When your code encounters an error, call the "error" method like this...
return $self->error( 'Error message here' );
"error" returns a false value. The default "error" does nothing. To save errors, override "error" and add the new functionality. When overriding "error", it is not necessary to return anything. ETL::Pipeline::Output ensures that "error" always returns false.
For fatal errors, use the croak
command from Carp instead.
new_record
Start a brand new, clean record. "write_record" automatically calls new_record, every time, after "write_record" finishes. This means that even if the save failed, "write_record" still calls new_record. The original record with the error is lost.
configure
configure prepares the output destination. It can open files, make database connections, or anything else required before saving the first record.
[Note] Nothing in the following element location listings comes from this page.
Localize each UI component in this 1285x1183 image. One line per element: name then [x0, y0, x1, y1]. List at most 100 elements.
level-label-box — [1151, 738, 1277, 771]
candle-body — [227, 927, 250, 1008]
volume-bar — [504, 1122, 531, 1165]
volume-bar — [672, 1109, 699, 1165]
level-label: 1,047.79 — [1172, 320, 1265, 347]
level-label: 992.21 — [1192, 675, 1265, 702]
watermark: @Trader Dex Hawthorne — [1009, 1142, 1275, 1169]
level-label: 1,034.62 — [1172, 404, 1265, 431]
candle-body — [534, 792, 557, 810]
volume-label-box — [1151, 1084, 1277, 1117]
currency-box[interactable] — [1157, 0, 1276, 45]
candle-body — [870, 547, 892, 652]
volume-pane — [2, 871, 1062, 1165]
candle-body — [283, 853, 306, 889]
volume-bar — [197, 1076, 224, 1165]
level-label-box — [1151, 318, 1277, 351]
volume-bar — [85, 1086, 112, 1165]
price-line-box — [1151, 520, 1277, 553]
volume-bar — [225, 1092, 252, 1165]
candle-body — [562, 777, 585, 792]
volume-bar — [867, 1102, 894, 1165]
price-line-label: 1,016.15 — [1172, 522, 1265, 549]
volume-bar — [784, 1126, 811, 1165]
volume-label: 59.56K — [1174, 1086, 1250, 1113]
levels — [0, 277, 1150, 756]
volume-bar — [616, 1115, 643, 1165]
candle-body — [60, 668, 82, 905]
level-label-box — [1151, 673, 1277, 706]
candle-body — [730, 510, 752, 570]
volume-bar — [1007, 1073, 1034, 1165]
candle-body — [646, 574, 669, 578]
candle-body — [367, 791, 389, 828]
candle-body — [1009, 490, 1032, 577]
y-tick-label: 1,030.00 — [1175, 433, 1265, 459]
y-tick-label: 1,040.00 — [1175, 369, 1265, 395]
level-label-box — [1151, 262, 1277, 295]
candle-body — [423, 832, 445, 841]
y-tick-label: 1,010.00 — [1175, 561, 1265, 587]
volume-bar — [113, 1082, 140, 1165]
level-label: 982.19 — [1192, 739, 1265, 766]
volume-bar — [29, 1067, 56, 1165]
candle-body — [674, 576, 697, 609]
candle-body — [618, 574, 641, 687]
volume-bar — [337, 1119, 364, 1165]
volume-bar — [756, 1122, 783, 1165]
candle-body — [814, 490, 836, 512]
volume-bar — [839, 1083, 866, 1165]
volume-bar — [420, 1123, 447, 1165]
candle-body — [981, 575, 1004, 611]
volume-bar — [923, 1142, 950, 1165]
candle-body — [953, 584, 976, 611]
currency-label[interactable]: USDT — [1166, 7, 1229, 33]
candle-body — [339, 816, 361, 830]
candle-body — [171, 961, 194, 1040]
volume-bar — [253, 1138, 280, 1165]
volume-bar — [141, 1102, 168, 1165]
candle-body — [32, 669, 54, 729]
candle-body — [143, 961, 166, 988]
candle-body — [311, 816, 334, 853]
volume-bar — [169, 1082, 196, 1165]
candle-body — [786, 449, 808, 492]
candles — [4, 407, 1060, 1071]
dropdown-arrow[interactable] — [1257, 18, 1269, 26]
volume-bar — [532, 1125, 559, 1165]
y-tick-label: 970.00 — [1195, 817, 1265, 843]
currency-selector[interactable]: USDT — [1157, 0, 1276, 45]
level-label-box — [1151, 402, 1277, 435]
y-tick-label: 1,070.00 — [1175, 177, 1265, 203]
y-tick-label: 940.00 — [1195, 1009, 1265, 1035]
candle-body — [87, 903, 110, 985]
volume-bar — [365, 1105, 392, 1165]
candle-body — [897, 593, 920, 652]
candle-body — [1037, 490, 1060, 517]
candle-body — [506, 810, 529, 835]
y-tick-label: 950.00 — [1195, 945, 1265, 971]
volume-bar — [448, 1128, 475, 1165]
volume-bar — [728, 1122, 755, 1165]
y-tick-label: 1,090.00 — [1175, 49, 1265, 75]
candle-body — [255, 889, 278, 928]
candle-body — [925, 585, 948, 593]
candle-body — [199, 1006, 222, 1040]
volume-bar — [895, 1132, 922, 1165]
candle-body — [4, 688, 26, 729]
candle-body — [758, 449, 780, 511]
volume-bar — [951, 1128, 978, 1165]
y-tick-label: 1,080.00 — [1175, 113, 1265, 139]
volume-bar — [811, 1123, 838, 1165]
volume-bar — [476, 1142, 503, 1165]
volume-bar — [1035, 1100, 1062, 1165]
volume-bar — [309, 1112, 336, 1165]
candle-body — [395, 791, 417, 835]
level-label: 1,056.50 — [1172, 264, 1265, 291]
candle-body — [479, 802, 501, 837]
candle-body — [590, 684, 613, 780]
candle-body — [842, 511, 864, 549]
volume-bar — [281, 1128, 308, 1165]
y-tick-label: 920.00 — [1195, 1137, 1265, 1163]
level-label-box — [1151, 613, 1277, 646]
Why not do this in the class constructor? Some roles add automatic configuration. Those roles use the usual Moose method modifiers, which would not work with the constructor.
This configure - for the output destination - is called after the "configure" in ETL::Pipeline::Input of the input source. This method can expect that the input source is fully configured and ready for use.
finish
finish shuts down the output destination. It can close files, disconnect from the database, or anything else required to cleanly terminate the output.
Why not do this in the class destructor? Some roles add automatic functionality via Moose method modifiers. This would not work with a destructor.
This finish - for the output destination - is called before the "finish" in ETL::Pipeline::Input of the input source. This method should expect that the input source has reached end-of-file by this point, but is not closed yet.
Other methods and attributes
record_number
The record_number attribute tells you how many total records have been saved by "write_record". The first record is always 1.
ETL::Pipeline::Output automatically increments the counter after "write_record". The "write_record" method should not change record_number.
decrement_record_number
This method decreases "record_number" by one. It can be used to back out header records from the count.
increment_record_number
This method increases "record_number" by one.
error
error handles errors from "write_record". The default error discards any error messages. Override error if you want to capture the messages and/or the record that caused it.
error always returns a false value - even if you override it.
SEE ALSO
ETL::Pipeline, ETL::Pipeline::Input, ETL::Pipeline::Output::Hash, ETL::Pipeline::Output::Perl, ETL::Pipeline::Output::UnitTest
AUTHOR
Robert Wohlfarth <robert.j.wohlfarth@vanderbilt.edu>
LICENSE
Copyright 2016 (c) Vanderbilt University
This program is free software; you can redistribute it and/or modify it under the same terms as Perl itself.